7.5 hours in the saddle

plus 90min stoppage time for food, photos and mechanicals.

6 comments:

Chris_M said...

Neato! And with bonus breakfast at the Mountain Cafe...

Cycle Tourers... I remember passing a [heavily bearded] gentleman southbound on the A9 on the descent to Hoose O'Bruar - his steed of choice was a Sinclair C5.

Scary on so many levels ; )

Phil The Horse said...

Good work! sounds like an ace pedal. Glad to hear you only encountered Jelly snakes ;-)

andytrailfettler said...

Bloody good on ya. Awesome ride and write up.

Should be able to get up for the gentlemans cross ride on the 29th. catch you then.

martysavalas said...

fine work. scariest bit musta been passing that clootie well* at avoch, no?
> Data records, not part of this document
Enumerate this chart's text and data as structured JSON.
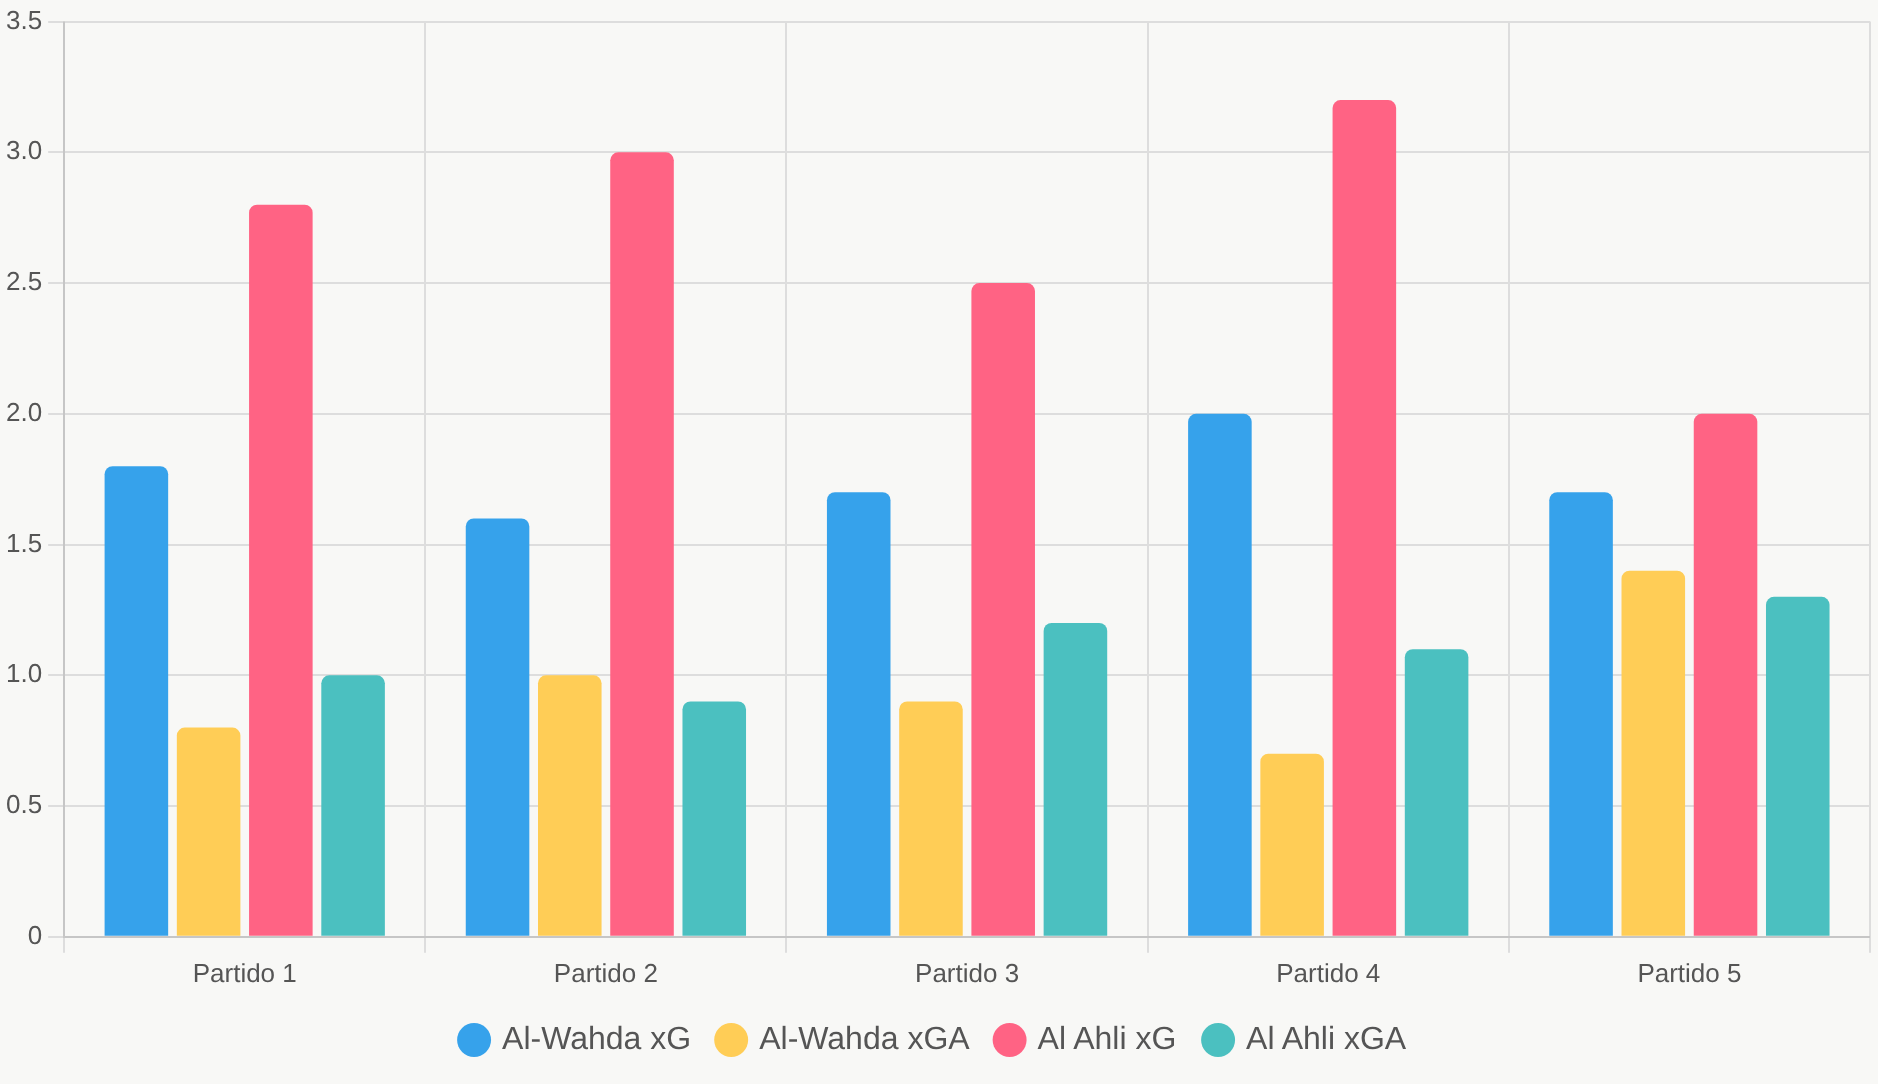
{
  "chart_data": {
    "type": "bar",
    "categories": [
      "Partido 1",
      "Partido 2",
      "Partido 3",
      "Partido 4",
      "Partido 5"
    ],
    "series": [
      {
        "name": "Al-Wahda xG",
        "color": "#36a2eb",
        "values": [
          1.8,
          1.6,
          1.7,
          2.0,
          1.7
        ]
      },
      {
        "name": "Al-Wahda xGA",
        "color": "#ffcd56",
        "values": [
          0.8,
          1.0,
          0.9,
          0.7,
          1.4
        ]
      },
      {
        "name": "Al Ahli xG",
        "color": "#ff6384",
        "values": [
          2.8,
          3.0,
          2.5,
          3.2,
          2.0
        ]
      },
      {
        "name": "Al Ahli xGA",
        "color": "#4bc0c0",
        "values": [
          1.0,
          0.9,
          1.2,
          1.1,
          1.3
        ]
      }
    ],
    "ylim": [
      0,
      3.5
    ],
    "yticks": [
      0,
      {
        "value": 0.5,
        "label": "0.5"
      },
      {
        "value": 1,
        "label": "1.0"
      },
      {
        "value": 1.5,
        "label": "1.5"
      },
      {
        "value": 2,
        "label": "2.0"
      },
      {
        "value": 2.5,
        "label": "2.5"
      },
      {
        "value": 3,
        "label": "3.0"
      },
      {
        "value": 3.5,
        "label": "3.5"
      }
    ],
    "grid": true,
    "legend": "bottom"
  }
}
see any dolphins down at the point?

* for those that don't know - see here - how awesome is that aberfeldy ufo tee?

Graham said...

Nice ride mate. Looks bloody cold though. So now that you've done the warm up what is the main event!

Markdubya said...

Cool Andy it will be good to see you bud.

Thankfully I managed to miss the well of much ming taking an alternative road. This is the place where your old pants go to die. Ever wondered where that sock went out of the last wash you did? It was teleported to the clooty well.

"Looks bloody cold" Your such an Aussie Graham. You need to get harder mate, the cold and rain is your friend!!